En Chine, la situation a cessé de se dégrader durant l’été avec deux résultats encourageants. Les ventes de voitures particulières neuves ont augmenté de 24,5 % en août par rapport au même mois de l’an dernier, a annoncé, jeudi 7 septembre 2016, l’Association chinoise des voitures particulières (CPCA). Sur la période janvier-août, la hausse du marché automobile chinois a été de 12,7 %. L’évolution du commerce extérieure constitue le deuxième point positif. Les importations de la Chine ont, en août, progressé pour la première fois depuis près de deux ans selon l’Administration des Douanes de 1,5 % sur un an à 138,5 milliards de dollars, tandis que ses exportations se repliaient de 2,8 % à 190,6 milliards. La hausse certes modérée des importations a déjoué les pronostics des analystes qui prévoyaient une contraction de plus de 5 %. De même, les exportations ont moins diminué que prévu. Un repli de 4 % était attendu. Exprimées en yuans, les exportations ont même augmenté de 5,9 %, la différence s’expliquant par la baisse de la devise chinoise, propice aux exportateurs, selon le cabinet ANZ Research.

Le retour des crises européennes

L’Europe qui demeure la première puissance commerciale mondiale (voir supra) peut être à nouveau confrontée à une crise financière de grande ampleur. C’est l’Italie qui pourrait être le détonateur du fait de l’ampleur des créances douteuses (cf. infra).

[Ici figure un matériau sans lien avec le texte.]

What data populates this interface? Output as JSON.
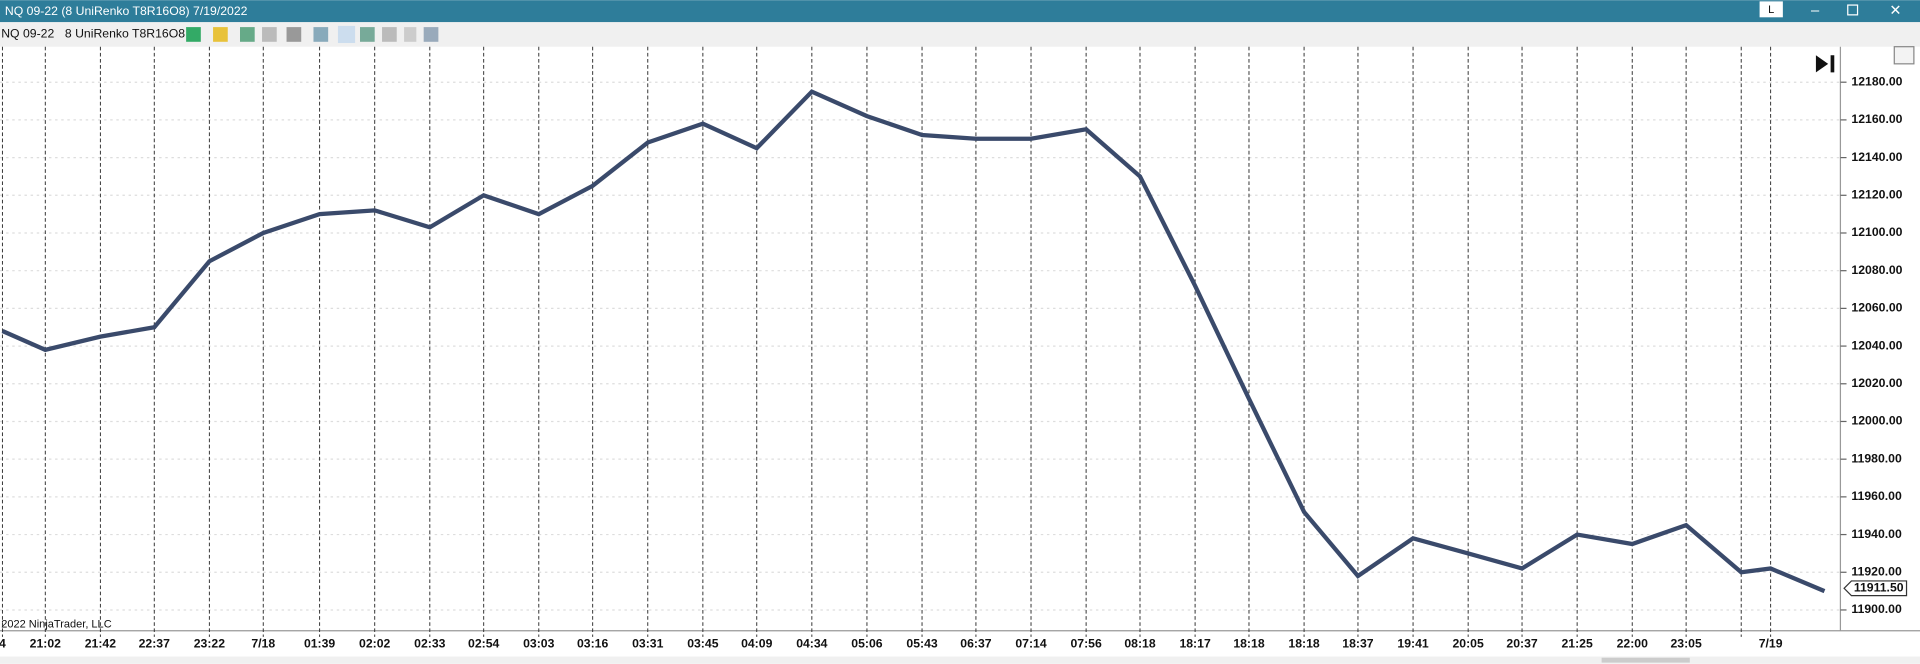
{
  "window": {
    "title": "NQ 09-22 (8 UniRenko T8R16O8)  7/19/2022",
    "button": "L"
  },
  "toolbar": {
    "instrument": "NQ 09-22",
    "bar_type": "8 UniRenko T8R16O8"
  },
  "copyright": "2022 NinjaTrader, LLC",
  "chart_data": {
    "type": "line",
    "categories": [
      "4",
      "21:02",
      "21:42",
      "22:37",
      "23:22",
      "7/18",
      "01:39",
      "02:02",
      "02:33",
      "02:54",
      "03:03",
      "03:16",
      "03:31",
      "03:45",
      "04:09",
      "04:34",
      "05:06",
      "05:43",
      "06:37",
      "07:14",
      "07:56",
      "08:18",
      "18:17",
      "18:18",
      "18:18",
      "18:37",
      "19:41",
      "20:05",
      "20:37",
      "21:25",
      "22:00",
      "23:05",
      null,
      "7/19",
      null
    ],
    "values": [
      12048,
      12038,
      12045,
      12050,
      12085,
      12100,
      12110,
      12112,
      12103,
      12120,
      12110,
      12125,
      12148,
      12158,
      12145,
      12175,
      12162,
      12152,
      12150,
      12150,
      12155,
      12130,
      12072,
      12012,
      11952,
      11918,
      11938,
      11930,
      11922,
      11940,
      11935,
      11945,
      11920,
      11922,
      11910
    ],
    "color": "#3a4a6b",
    "ylim": [
      11890,
      12190
    ],
    "yticks": [
      {
        "value": 11900,
        "label": "11900.00"
      },
      {
        "value": 11920,
        "label": "11920.00"
      },
      {
        "value": 11940,
        "label": "11940.00"
      },
      {
        "value": 11960,
        "label": "11960.00"
      },
      {
        "value": 11980,
        "label": "11980.00"
      },
      {
        "value": 12000,
        "label": "12000.00"
      },
      {
        "value": 12020,
        "label": "12020.00"
      },
      {
        "value": 12040,
        "label": "12040.00"
      },
      {
        "value": 12060,
        "label": "12060.00"
      },
      {
        "value": 12080,
        "label": "12080.00"
      },
      {
        "value": 12100,
        "label": "12100.00"
      },
      {
        "value": 12120,
        "label": "12120.00"
      },
      {
        "value": 12140,
        "label": "12140.00"
      },
      {
        "value": 12160,
        "label": "12160.00"
      },
      {
        "value": 12180,
        "label": "12180.00"
      }
    ],
    "grid": true,
    "last_price": {
      "value": 11911.5,
      "label": "11911.50"
    }
  }
}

Par ailleurs, en Europe, l’année 2017 sera riche en échéances électorales. Il y a des risques d’ingouvernabilité dans plusieurs Etats membres. Il est à signaler que L’Espagne est à la recherche d’une coalition gouvernementale depuis plus de 8 mois. La montée des incertitudes politiques pourrait à un moment ou à un autre mettre en tension les taux des obligations des États dits périphériques voire de la France si une nouvelle dérive budgétaire était constatée. Les partis de gouvernement sont de plus en plus sensibles aux arguments en faveur du protectionnisme.

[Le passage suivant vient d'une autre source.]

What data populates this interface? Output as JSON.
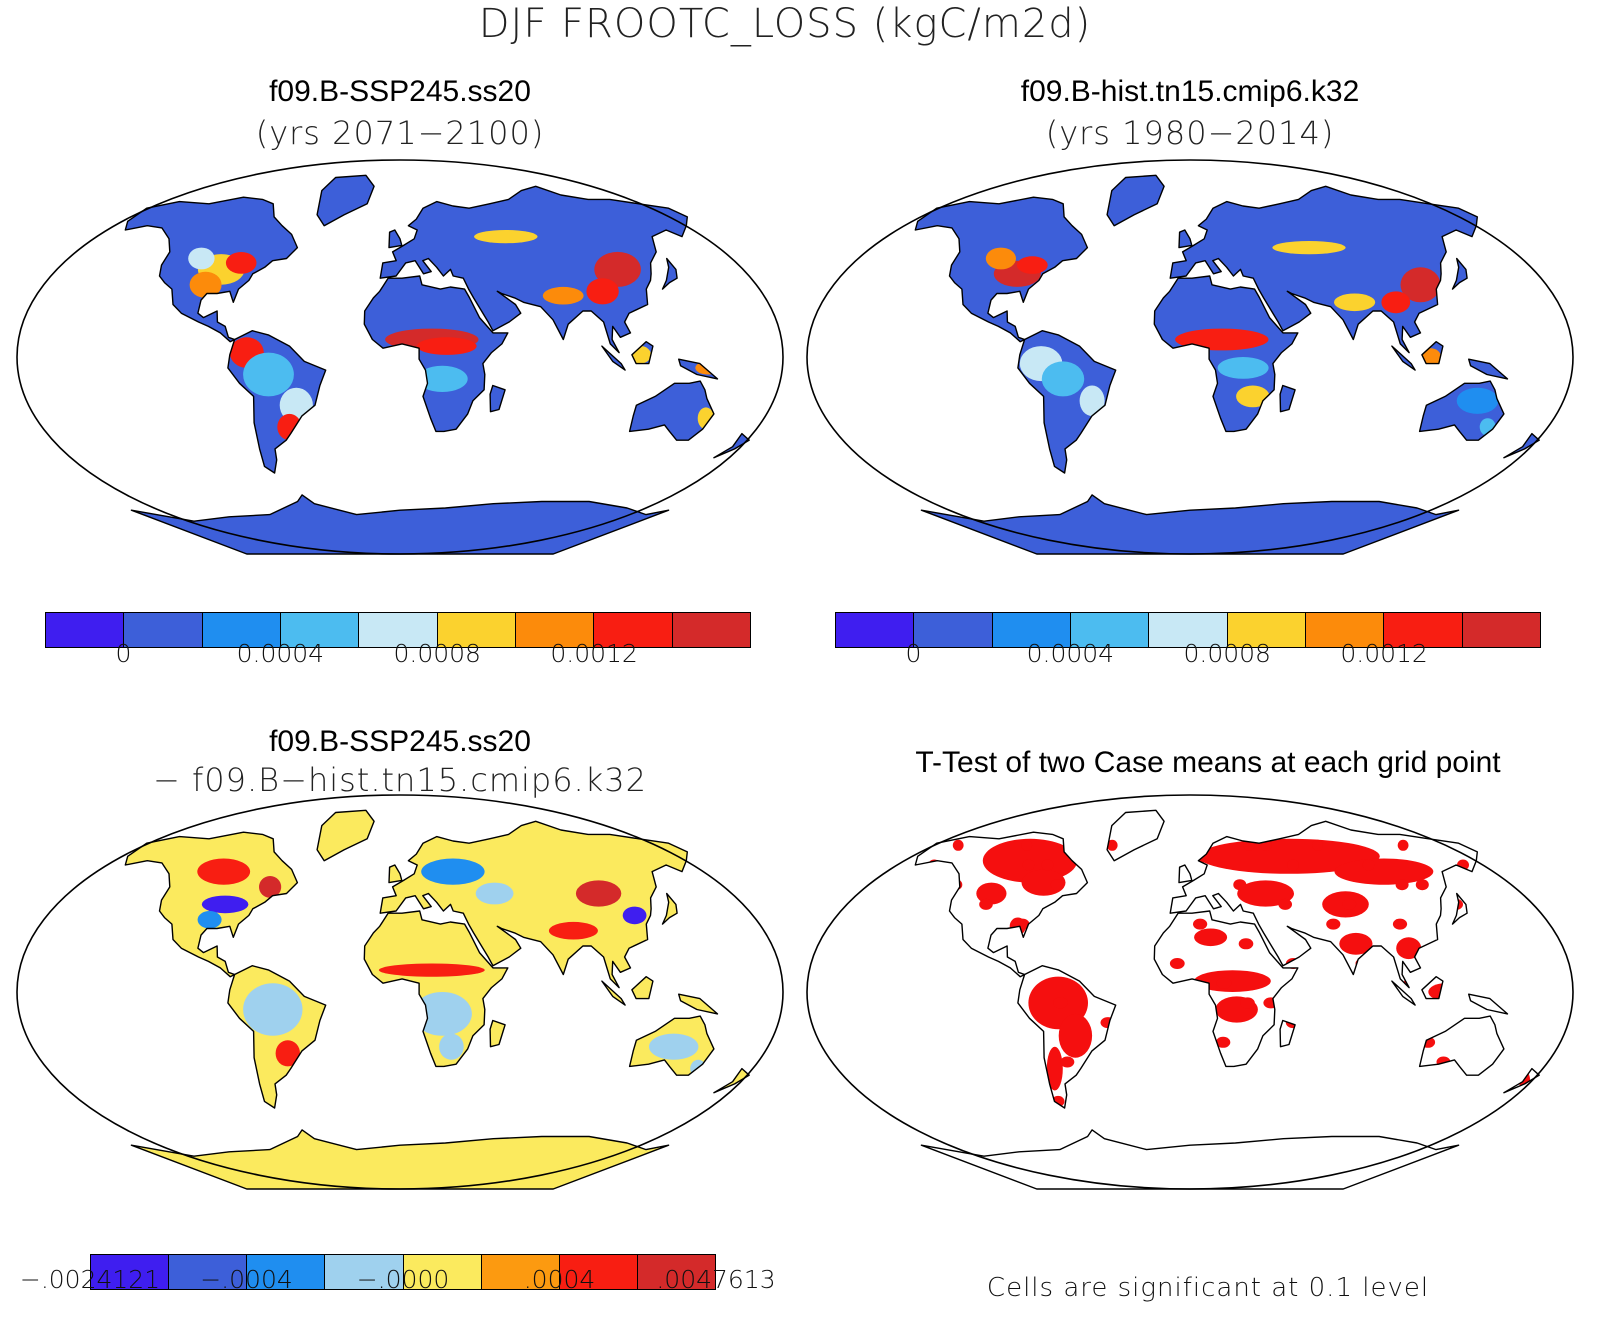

Les politiques mises en œuvre par les uns ou les autres pourraient être peu coopératives. A noter néanmoins, que le gouvernement allemand a annoncé un plan de réduction des impôts de 15 milliards d’euros qui devraient prendre forme après les élections au Bundestag à l’automne 2017. Ce plan ne remettrait pas en cause le bon état des finances publiques allemandes. Le solde public s’élève à 1,2 % du PIB. L’excédent sur le premier semestre 2016 s’est élevé à 18,5 milliards d’euros selon l’office statistique Destatis. La dette publique est redescendue à 68 % du PIB, à seulement 8 points au-dessus du seuil de Maastricht. La décision de relance fiscale décidée par Angela Merkel est moins liée à la situation qui prévaut en Europe qu’à la montée de la grogne au sein de l’Allemagne qui s’est traduite par la défaite cinglante de la CDU aux élections régionales en Mecklembourg-Poméranie occidentale. Les électeurs allemands reprochent au pouvoir sa politique migratoire et aussi la politique monétaire de la BCE.

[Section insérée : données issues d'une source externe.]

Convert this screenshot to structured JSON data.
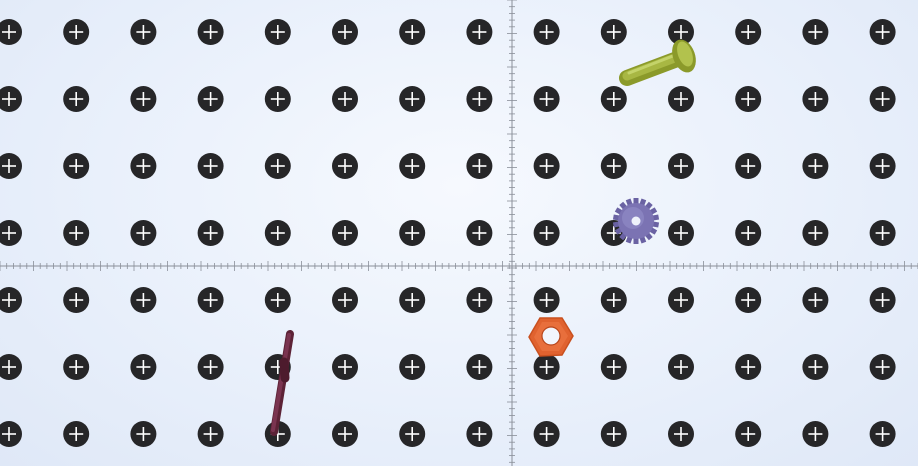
{
  "board": {
    "name": "pegboard",
    "rows": 7,
    "cols": 14,
    "background": "#eaf1fb",
    "hole_color": "#262628",
    "hole_cross_color": "#ffffff"
  },
  "axes": {
    "show_crosshair": true,
    "tick_color": "#8a8f99"
  },
  "pieces": [
    {
      "id": "bolt",
      "name": "bolt-piece",
      "color": "#9aa836"
    },
    {
      "id": "gear",
      "name": "gear-piece",
      "color": "#7c74b4"
    },
    {
      "id": "nut",
      "name": "hex-nut-piece",
      "color": "#e0622f"
    },
    {
      "id": "rod",
      "name": "rod-piece",
      "color": "#6e2c44"
    }
  ]
}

Une politique monétaire s’inscrit dans un temps long afin de pouvoir infléchir le cours de la conjoncture économique. De ce fait, l’univers de bas taux est amené au minimum à durer, au minimum, encore deux ans obligeant à une réallocation de l’épargne et à une restructuration de la sphère financière. Cette baisse des taux bas s’inscrit par ailleurs dans un processus plus large lié au vieillissement de la population et de croissance plus lente.

De ce fait, la Banque centrale européenne serait amenée à jouer une nouvelle fois les pompiers de dernier ressort mais, elle ne peut pas tout. De plus en plus de voix se font entendre en faveur d’une relance budgétaire centrée sur les infrastructures. Des organisations peu réputées pour leurs propos laxistes comme l’OCDE et le FMI demandent à l’Europe d’accroître les dépenses publiques d’investissement. La politique monétaire expansionniste bute sur la demande contrainte. Le crédit privé progresse faiblement malgré les très faibles taux en raison de l’absence de perspectives en matière de demande et du fait que les ménages préfèrent pour le moment l’épargne à la consommation.